The Supreme Court on Monday refused to revisit its judgment on Shaheen Bagh protest and dismissed an application moved by a lawyer. (HT FILE PHOTO.)
The Supreme Court on Monday refused to revisit its judgment on Shaheen Bagh protest and dismissed an application moved by a lawyer. (HT FILE PHOTO.)
ByAbraham Thomas

The Supreme Court on Monday refused to revisit its judgment on Shaheen Bagh protest and dismissed an application moved by a lawyer stating that the condition to seek prior permission for staging protest at a designated site should not be mandatory as it curtails right of citizens to protest peacefully.

The application was moved on behalf of advocate Tasneem Ahmadi who was also part of the earlier proceedings in the Supreme Court which led to the judgment of October 7, 2020 where the Court held that while democracy and dissent go hand in hand, right to protest cannot be at the cost of public inconvenience and hence, it must be restricted to designated sites of protest and not on public roads and spaces.

Dismissing the application, a bench of Justices Sanjay Kishan Kaul and MM Sundresh said, “No clarification of our judgment is required. The judgment speaks for itself.”

The application, drafted by advocate Mehmood Pracha, said, “The conditions of permission and designated public place ought not to be made mandatory in case of peaceful protests expressing dissent. Inconvenience to the public has to be seen in the light of all relevant facts and a clarification in that respect is necessary to uphold the right to peaceful dissent as enunciated by this Court in its judgment of October 7, 2020.”

Presenting practical situations where permission of protest is denied by authorities or a small place is designated as protest site which cannot accommodate many protestors, the application said, “Taking the instance of the protest at Shaheen Bagh, the same could not have been shifted to Jantar Mantar which has a maximum capacity of only 1000 people…The repeated attacks and attempts to attack the ladies who were sitting in peaceful protest at Shaheen Bagh only underscores the point that if they were forced to commute to Jantar Mantar every day, they would have to face and bear the brunt of violent physical attacks.”

When the Court took up the application, advocate Mansoor Ali informed the Court that Pracha, who is to argue the plea, was stuck in another Court. Having gone through the plea, the Court found no reason to entertain the application and dismissed the same.

The applicant said, “The observations regarding protests at designated places, in the judgment as well as the observation regarding action to be taken by the administration, defeats the pious intention of this Court, of upholding the right to protest as an integral part of democracy which cannot be crushed.”

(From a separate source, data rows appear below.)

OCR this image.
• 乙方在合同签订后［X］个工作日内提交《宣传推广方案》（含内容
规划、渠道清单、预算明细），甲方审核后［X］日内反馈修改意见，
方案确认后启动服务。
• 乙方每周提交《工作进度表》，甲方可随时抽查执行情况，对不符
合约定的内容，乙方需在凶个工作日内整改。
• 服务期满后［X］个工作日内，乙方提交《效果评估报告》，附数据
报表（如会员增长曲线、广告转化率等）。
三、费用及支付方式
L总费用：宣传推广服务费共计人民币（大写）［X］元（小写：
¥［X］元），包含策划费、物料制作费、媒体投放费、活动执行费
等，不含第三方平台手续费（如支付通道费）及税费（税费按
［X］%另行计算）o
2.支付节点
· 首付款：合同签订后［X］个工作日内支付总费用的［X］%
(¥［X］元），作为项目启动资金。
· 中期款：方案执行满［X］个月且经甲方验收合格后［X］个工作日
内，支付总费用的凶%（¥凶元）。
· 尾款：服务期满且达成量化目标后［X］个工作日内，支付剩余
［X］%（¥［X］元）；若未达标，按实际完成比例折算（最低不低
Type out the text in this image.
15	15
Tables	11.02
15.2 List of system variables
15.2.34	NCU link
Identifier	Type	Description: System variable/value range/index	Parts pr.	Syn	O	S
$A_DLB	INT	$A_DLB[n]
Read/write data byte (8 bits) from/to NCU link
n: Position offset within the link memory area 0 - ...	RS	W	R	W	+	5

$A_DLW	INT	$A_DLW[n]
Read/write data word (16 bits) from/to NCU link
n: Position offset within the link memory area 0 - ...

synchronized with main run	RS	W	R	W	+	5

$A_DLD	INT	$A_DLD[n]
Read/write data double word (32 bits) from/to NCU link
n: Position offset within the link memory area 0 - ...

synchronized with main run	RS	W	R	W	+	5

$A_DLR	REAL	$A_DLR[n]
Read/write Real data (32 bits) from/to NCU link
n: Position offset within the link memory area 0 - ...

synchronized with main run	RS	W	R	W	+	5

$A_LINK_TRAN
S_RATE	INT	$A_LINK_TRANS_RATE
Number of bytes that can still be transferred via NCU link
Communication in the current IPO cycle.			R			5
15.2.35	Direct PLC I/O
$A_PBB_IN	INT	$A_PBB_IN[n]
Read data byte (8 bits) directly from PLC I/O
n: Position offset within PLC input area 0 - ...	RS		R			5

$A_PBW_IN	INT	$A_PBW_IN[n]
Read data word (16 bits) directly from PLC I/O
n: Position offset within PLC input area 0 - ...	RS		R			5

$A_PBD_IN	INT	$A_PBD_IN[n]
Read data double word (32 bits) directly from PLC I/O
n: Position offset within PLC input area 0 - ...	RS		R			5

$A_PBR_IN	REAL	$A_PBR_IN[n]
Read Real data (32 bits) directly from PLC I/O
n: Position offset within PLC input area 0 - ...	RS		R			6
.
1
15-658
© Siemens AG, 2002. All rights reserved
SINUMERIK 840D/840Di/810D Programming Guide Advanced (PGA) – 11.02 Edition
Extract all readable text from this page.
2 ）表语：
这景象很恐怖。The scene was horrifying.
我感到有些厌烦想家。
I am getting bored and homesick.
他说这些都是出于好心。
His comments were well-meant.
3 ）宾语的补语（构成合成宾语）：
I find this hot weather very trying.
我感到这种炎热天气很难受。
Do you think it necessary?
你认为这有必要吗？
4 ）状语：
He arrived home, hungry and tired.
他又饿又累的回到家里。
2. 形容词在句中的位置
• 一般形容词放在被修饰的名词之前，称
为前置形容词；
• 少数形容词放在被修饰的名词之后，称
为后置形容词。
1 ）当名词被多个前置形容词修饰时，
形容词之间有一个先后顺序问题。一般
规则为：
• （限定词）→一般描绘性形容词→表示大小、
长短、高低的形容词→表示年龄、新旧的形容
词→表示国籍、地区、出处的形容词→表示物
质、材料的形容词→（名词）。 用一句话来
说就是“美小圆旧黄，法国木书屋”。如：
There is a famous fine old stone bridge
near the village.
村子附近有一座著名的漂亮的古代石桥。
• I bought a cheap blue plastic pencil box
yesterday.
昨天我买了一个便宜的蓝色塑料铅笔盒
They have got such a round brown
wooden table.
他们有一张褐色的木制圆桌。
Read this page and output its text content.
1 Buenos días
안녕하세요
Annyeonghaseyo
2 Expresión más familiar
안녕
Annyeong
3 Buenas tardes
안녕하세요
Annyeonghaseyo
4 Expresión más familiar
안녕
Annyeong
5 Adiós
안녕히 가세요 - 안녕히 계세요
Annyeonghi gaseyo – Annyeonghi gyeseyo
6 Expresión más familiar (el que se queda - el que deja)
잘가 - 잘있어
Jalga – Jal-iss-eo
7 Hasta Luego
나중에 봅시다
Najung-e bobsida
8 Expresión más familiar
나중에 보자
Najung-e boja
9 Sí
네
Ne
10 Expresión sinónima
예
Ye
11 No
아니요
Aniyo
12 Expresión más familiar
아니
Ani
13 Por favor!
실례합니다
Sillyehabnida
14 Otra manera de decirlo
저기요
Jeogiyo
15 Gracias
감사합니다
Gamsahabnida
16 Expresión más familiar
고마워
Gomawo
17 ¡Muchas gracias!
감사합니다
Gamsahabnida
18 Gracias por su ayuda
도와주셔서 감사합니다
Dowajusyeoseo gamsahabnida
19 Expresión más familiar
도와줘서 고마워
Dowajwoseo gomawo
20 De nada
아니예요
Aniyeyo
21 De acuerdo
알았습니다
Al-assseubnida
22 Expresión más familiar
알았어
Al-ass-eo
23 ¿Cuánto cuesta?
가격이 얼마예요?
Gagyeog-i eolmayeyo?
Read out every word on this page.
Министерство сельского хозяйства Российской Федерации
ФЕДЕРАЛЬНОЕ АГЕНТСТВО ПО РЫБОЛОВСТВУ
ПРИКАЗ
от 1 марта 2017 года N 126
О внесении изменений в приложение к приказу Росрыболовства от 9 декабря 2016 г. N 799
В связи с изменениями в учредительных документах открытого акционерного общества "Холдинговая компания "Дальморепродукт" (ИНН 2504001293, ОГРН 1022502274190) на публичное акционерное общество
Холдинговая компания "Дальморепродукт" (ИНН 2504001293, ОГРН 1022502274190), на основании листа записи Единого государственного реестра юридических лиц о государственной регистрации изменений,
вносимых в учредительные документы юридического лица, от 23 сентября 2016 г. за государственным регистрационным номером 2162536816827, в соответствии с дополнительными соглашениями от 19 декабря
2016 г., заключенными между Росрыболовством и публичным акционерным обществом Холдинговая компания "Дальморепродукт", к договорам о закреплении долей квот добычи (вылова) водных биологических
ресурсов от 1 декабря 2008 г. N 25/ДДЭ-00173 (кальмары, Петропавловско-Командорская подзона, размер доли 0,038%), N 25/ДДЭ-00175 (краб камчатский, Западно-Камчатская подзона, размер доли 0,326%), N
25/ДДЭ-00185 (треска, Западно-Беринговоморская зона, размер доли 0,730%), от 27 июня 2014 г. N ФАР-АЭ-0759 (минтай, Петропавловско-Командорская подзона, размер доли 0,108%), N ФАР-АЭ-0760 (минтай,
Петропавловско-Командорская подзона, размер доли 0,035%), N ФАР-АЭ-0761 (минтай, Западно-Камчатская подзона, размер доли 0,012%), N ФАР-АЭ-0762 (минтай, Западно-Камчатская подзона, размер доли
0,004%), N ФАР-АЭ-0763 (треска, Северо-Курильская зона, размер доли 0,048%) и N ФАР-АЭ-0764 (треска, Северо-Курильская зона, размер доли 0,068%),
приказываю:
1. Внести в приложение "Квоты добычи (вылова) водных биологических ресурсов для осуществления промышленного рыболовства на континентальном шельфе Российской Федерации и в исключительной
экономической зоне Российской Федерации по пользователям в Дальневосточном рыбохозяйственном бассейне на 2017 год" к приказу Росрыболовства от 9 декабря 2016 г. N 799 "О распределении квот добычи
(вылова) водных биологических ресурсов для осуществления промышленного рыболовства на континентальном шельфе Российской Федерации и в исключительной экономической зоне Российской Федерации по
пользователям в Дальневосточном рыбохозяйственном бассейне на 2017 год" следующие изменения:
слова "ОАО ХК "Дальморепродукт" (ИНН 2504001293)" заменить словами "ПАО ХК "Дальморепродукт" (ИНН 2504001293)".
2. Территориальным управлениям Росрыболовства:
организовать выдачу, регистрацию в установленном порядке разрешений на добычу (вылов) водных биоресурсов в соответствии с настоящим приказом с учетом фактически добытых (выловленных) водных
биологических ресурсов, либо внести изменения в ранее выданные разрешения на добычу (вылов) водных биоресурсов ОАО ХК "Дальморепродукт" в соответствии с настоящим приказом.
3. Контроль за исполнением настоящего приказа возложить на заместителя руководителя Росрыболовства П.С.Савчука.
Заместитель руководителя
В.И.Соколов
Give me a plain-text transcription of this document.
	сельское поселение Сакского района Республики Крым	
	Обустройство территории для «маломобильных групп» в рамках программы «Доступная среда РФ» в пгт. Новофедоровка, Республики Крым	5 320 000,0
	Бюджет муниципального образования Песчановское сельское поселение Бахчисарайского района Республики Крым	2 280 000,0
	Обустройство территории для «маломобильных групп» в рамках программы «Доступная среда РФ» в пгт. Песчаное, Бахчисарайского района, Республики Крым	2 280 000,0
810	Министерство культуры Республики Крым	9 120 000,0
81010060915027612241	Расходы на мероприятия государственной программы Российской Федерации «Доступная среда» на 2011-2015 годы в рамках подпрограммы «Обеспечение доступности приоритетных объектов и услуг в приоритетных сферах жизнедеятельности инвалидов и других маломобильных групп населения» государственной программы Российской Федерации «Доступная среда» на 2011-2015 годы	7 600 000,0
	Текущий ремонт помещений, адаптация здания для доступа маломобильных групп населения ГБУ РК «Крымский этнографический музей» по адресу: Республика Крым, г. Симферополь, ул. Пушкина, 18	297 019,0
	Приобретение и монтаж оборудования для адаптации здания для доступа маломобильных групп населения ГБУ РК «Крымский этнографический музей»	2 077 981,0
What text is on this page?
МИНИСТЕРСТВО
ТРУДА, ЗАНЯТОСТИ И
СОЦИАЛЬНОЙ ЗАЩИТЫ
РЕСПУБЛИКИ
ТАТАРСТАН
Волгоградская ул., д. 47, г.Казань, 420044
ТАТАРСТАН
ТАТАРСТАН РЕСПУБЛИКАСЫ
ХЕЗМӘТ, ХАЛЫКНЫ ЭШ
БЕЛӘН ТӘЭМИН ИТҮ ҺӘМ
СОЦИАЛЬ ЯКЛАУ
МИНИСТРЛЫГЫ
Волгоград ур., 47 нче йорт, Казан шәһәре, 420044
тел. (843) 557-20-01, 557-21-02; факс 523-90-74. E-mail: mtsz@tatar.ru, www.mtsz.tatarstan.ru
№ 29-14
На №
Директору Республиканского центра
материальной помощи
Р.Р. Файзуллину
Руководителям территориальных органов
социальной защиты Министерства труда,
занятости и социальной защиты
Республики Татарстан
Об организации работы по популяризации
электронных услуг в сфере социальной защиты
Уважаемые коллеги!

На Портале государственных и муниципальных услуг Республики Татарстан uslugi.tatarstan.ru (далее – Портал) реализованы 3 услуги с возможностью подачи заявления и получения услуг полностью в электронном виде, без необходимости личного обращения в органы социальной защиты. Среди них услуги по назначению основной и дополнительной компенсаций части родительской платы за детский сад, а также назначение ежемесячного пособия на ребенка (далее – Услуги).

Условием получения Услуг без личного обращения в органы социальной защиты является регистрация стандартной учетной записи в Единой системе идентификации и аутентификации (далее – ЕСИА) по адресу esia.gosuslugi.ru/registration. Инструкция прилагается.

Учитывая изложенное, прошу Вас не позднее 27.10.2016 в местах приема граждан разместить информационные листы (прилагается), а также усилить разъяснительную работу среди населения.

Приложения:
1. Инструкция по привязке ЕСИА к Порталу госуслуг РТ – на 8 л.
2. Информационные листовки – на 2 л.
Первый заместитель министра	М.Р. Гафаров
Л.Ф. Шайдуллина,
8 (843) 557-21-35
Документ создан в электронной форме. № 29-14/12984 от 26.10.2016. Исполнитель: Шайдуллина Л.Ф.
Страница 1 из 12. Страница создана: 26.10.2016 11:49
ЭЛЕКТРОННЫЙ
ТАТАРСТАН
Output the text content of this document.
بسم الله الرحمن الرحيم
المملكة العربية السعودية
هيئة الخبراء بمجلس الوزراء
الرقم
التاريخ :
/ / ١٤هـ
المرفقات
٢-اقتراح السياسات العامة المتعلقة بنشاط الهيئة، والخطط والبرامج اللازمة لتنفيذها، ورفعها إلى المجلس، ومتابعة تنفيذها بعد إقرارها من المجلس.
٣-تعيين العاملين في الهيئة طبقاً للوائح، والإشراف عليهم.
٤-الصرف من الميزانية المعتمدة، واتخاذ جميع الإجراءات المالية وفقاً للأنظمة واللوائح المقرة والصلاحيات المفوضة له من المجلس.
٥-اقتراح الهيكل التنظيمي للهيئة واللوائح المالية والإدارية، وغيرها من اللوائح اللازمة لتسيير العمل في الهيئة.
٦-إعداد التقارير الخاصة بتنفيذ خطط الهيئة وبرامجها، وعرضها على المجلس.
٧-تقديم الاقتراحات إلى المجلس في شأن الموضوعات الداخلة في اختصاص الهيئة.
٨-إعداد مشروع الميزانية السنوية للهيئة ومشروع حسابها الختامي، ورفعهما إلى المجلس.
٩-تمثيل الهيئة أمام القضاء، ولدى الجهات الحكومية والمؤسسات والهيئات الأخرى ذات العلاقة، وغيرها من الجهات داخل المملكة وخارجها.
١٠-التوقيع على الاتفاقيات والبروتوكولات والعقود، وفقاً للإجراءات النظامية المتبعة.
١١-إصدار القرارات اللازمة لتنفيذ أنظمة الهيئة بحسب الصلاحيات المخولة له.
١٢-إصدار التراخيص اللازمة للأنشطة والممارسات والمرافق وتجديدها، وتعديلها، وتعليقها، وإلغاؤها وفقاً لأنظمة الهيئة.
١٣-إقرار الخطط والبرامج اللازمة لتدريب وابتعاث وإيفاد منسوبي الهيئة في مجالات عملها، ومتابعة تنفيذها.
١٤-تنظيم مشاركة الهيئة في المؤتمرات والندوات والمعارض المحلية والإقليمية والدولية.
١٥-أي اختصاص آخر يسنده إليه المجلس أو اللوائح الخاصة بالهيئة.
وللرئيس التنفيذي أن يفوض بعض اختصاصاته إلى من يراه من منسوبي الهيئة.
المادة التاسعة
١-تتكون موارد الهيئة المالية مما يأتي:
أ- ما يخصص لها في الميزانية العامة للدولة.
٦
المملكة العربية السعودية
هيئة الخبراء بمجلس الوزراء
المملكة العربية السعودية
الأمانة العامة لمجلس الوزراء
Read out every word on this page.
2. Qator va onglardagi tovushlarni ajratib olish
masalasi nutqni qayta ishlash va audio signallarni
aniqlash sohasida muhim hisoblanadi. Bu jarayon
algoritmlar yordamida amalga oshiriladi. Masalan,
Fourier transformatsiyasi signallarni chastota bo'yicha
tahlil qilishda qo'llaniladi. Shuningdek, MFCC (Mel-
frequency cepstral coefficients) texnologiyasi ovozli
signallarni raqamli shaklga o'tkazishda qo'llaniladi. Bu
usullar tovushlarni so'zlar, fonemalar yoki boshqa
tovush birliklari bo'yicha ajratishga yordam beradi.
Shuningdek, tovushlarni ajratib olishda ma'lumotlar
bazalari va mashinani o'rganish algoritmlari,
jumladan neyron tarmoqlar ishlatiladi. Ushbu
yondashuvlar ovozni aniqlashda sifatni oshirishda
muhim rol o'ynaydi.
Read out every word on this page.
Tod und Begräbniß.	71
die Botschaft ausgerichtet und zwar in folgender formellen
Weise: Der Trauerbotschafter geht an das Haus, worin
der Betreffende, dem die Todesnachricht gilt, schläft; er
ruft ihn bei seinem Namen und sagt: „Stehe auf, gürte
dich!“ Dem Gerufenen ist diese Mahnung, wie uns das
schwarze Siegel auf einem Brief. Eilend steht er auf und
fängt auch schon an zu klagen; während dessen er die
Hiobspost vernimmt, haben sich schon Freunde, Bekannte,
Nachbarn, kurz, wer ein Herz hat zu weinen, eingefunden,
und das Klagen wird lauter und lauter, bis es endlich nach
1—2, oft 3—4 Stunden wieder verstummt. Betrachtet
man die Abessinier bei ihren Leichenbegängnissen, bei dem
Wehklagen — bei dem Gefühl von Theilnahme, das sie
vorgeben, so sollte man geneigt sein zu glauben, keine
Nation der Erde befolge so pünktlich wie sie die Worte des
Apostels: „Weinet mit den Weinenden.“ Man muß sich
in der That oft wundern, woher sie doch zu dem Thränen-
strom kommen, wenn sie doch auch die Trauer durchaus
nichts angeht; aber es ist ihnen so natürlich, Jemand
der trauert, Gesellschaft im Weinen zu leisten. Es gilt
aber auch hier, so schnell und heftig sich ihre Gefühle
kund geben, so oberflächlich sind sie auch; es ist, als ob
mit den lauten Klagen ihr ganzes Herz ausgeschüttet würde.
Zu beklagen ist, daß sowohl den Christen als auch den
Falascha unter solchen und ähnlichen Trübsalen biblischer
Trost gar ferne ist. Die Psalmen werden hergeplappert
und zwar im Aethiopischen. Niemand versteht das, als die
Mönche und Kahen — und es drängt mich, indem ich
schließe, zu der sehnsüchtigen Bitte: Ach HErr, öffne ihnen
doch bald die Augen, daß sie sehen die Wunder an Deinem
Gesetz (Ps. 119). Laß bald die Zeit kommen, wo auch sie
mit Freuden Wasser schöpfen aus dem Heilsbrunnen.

It said that the authority, when it raises a plea of public inconvenience to block protests, should be duty bound to provide a suitable site to enable the protestors to demonstrate their strength in numbers. “A suitable clarification is required to ensure that the right to dissent, as upheld by this Court, is not defeated by refusal to grant permission,” the application said, adding, “It is important to strike a balance between public convenience and the right to protest.”